Gynecol Obstet Fertil Senol. 2020 Mar;48(3):223-235. doi: 10.1016/j.gofs.2020.01.022. Epub 2020 Jan 28.

Abstract

This work was carried out under the aegis of the CNGOF (Collège national des gynécologues et obstétriciens français) and proposes guidelines based on the evidence available in the literature. The objective was to define the diagnostic and surgical management strategy, the fertility preservation and surveillance strategy in Borderline Ovarian Tumor (BOT). No screening modality can be proposed in the general population. An expert pathological review is recommended in case of doubt concerning the borderline nature, the histological subtype, the invasive nature of the implant, for all micropapillary/cribriform serous BOT or in the presence of peritoneal implants, and for all mucinous or clear cell tumors (grade C). Macroscopic MRI analysis should be performed to differentiate the different subtypes of BOT: serous, seromucinous and mucinous (intestinal type) (grade C). If preoperative biomarkers are normal, follow up of biomarkers is not recommended (grade C). In cases of bilateral early serous BOT with a desire to preserve fertility and/or endocrine function, it is recommended to perform a bilateral cystectomy if possible (grade B). In case of early mucinous BOT, with a desire to preserve fertility and/or endocrine function, it is recommended to perform a unilateral adnexectomy (grade C). Secondary surgical staging is recommended in case of serous BOT with micropapillary appearance and uncomplete inspection of the abdominal cavity during initial surgery (grade C). For early-stage serous or mucinous BOT, it is not recommended to perform a systematic hysterectomy (grade C). Follow up after BOT must be pursued for more than 5 years (grade B). Conservative treatment involving at least the conservation of the uterus and a fragment of the ovary in a patient wishing to conceive may be proposed in advanced stages of BOT (grade C).
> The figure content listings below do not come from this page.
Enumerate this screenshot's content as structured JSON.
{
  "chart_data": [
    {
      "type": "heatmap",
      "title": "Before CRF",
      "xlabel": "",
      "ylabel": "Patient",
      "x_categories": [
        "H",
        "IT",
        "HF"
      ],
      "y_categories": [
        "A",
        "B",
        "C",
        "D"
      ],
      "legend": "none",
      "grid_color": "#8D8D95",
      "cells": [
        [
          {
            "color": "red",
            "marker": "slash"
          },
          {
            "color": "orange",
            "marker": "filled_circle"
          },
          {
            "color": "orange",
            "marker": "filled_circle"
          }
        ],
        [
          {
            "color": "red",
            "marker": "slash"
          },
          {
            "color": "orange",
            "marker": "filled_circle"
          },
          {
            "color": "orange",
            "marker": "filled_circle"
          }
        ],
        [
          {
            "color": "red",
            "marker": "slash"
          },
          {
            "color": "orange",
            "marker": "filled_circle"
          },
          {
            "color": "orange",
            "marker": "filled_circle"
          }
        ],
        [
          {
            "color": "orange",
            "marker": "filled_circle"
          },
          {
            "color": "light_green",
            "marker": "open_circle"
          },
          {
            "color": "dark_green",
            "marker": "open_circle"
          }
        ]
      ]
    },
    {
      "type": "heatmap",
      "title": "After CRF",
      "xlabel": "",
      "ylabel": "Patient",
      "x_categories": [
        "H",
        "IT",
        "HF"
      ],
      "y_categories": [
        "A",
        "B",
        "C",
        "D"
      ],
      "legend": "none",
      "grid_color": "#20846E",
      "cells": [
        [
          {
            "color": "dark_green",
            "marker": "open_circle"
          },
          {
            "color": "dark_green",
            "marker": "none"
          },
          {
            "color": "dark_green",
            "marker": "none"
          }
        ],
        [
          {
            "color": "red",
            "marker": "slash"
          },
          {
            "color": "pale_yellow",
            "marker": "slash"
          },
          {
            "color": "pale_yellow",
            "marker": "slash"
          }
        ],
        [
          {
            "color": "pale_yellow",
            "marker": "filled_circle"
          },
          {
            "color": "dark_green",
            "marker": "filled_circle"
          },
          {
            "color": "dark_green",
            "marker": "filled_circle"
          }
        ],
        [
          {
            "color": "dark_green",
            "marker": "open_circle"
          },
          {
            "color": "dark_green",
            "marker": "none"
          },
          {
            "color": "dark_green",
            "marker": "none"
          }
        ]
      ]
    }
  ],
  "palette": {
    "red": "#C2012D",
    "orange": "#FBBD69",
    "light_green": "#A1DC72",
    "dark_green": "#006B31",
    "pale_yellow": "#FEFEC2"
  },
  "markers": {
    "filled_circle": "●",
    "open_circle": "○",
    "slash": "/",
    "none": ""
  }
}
A new surgical treatment that preserves fertility after a first non-invasive recurrence may be proposed in women of childbearing age (grade C). It is recommended to offer a specialized consultation for Reproductive Medicine when diagnosing BOT in a woman of childbearing age. Hormonal contraceptive use after serous or mucinous BOT is not contraindicated (grade C).

摘要

本研究在法国国家妇产科医师学会(CNGOF)的支持下开展,并根据文献中的现有证据提出指南。目的是确定卵巢交界性肿瘤(BOT)的诊断和手术管理策略、生育力保留和监测策略。一般人群中不建议进行筛查。对于交界性性质、组织学亚型、种植灶的浸润性存在疑问的情况,所有微乳头/筛状浆液性BOT、存在腹膜种植灶的情况以及所有黏液性或透明细胞肿瘤(C级),建议进行专家病理复查。应进行宏观MRI分析以区分BOT的不同亚型:浆液性、浆液黏液性和黏液性(肠型)(C级)。如果术前生物标志物正常,不建议进行生物标志物随访(C级)。对于双侧早期浆液性BOT且希望保留生育力和/或内分泌功能的患者,若可能建议行双侧囊肿切除术(B级)。对于早期黏液性BOT且希望保留生育力和/或内分泌功能的患者,建议行单侧附件切除术(C级)。对于微乳头外观的浆液性BOT且初次手术时腹腔检查不完整的情况,建议进行二次手术分期(C级)。对于早期浆液性或黏液性BOT,不建议进行系统性子宫切除术(C级)。BOT术后随访必须持续5年以上(B级)。对于处于BOT晚期且希望怀孕的患者,可考虑至少保留子宫和部分卵巢的保守治疗(C级)。对于育龄期女性首次非侵袭性复发后,可考虑一种保留生育力的新手术治疗方法(C级)。对于育龄期女性诊断为BOT时,建议提供生殖医学专科咨询。浆液性或黏液性BOT后使用激素避孕无禁忌(C级)。